What are you currently working on these days?
In Learning to Be I share the experience of being a One on the Enneagram. My next book, Forty Days on Being a One, provides an opportunity for ones to laugh, sigh, and take a closer look at how we tick. Those who are in a relationship with one’s will gain insight and hopefully, empathy; we carry a heavy burden. But the good news is we can learn to live in more authentic ways that are free to know real joy, all too often elusive to us ones. The book will include simple practices to invite ease into reflection and notice what gives us life and what makes life more constricted. It’s an honest, transparent, and sometimes funny read. I think it will be unlike anything in the Enneagram market.
Give Three “How To’s” that describe the overall premise of your book, ?
The practices included at the end of each chapter in the “Pause to Reflect” offer numerous “How To’s.”
1) I include several breathing meditations; we can practice one now if you like.
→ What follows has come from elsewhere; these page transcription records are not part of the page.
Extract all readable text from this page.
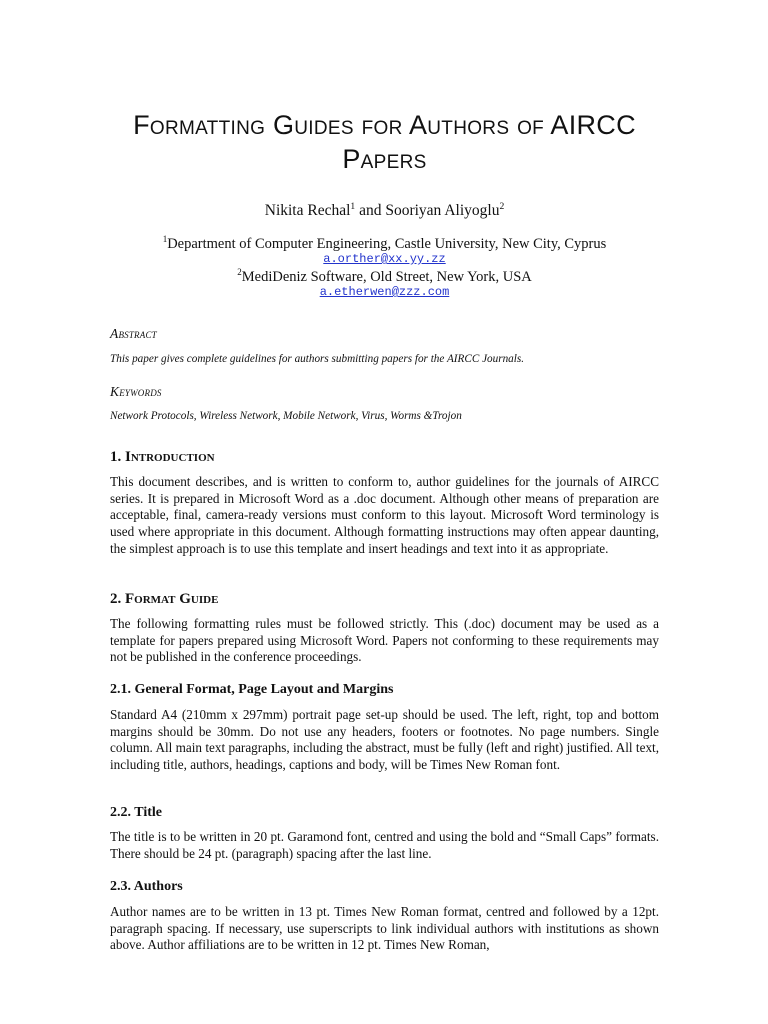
Formatting Guides for Authors of AIRCC
Papers
Nikita Rechal$^1$ and Sooriyan Aliyoglu$^2$
$^1$Department of Computer Engineering, Castle University, New City, Cyprus
a.orther@xx.yy.zz
$^2$MediDeniz Software, Old Street, New York, USA
a.etherwen@zzz.com
Abstract
This paper gives complete guidelines for authors submitting papers for the AIRCC Journals.
Keywords
Network Protocols, Wireless Network, Mobile Network, Virus, Worms &Trojon
1. Introduction
This document describes, and is written to conform to, author guidelines for the journals of AIRCC series. It is prepared in Microsoft Word as a .doc document. Although other means of preparation are acceptable, final, camera-ready versions must conform to this layout. Microsoft Word terminology is used where appropriate in this document. Although formatting instructions may often appear daunting, the simplest approach is to use this template and insert headings and text into it as appropriate.
2. Format Guide
The following formatting rules must be followed strictly. This (.doc) document may be used as a template for papers prepared using Microsoft Word. Papers not conforming to these requirements may not be published in the conference proceedings.
2.1. General Format, Page Layout and Margins
Standard A4 (210mm x 297mm) portrait page set-up should be used. The left, right, top and bottom margins should be 30mm. Do not use any headers, footers or footnotes. No page numbers. Single column. All main text paragraphs, including the abstract, must be fully (left and right) justified. All text, including title, authors, headings, captions and body, will be Times New Roman font.
2.2. Title
The title is to be written in 20 pt. Garamond font, centred and using the bold and “Small Caps” formats. There should be 24 pt. (paragraph) spacing after the last line.
2.3. Authors
Author names are to be written in 13 pt. Times New Roman format, centred and followed by a 12pt. paragraph spacing. If necessary, use superscripts to link individual authors with institutions as shown above. Author affiliations are to be written in 12 pt. Times New Roman,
Breathing meditations help us ground ourselves in the present moment and help calm our anxiety by resetting our autonomic nervous system.
2) I also recommend getting into nature. Nature has incredible healing powers, whether it is sitting at the beach or on your patio. Nature awakens something profound in us. Find what awakens in you.
3) Before COVID19, many of us would agree that we were moving at a fast clip. Life was happening at destructive paces. I invite you to STOP; Stop, Take a breath- ground yourself at the moment, Observe what you are seeing, feeling, Proceed out a place of centered awareness. Indeed proceed confidently in the direction of your dreams!!
Anything else you would like to share?
Learning to Be is available on September 15, 2020, on Amazon.com and most book retailers. I am so grateful to you and your audience for your support. Together we can tell a new story about what it means to love and be loved amid a mental health diagnosis. Together we can tear down the walls of isolation and shame and build resilience in a world facing global change.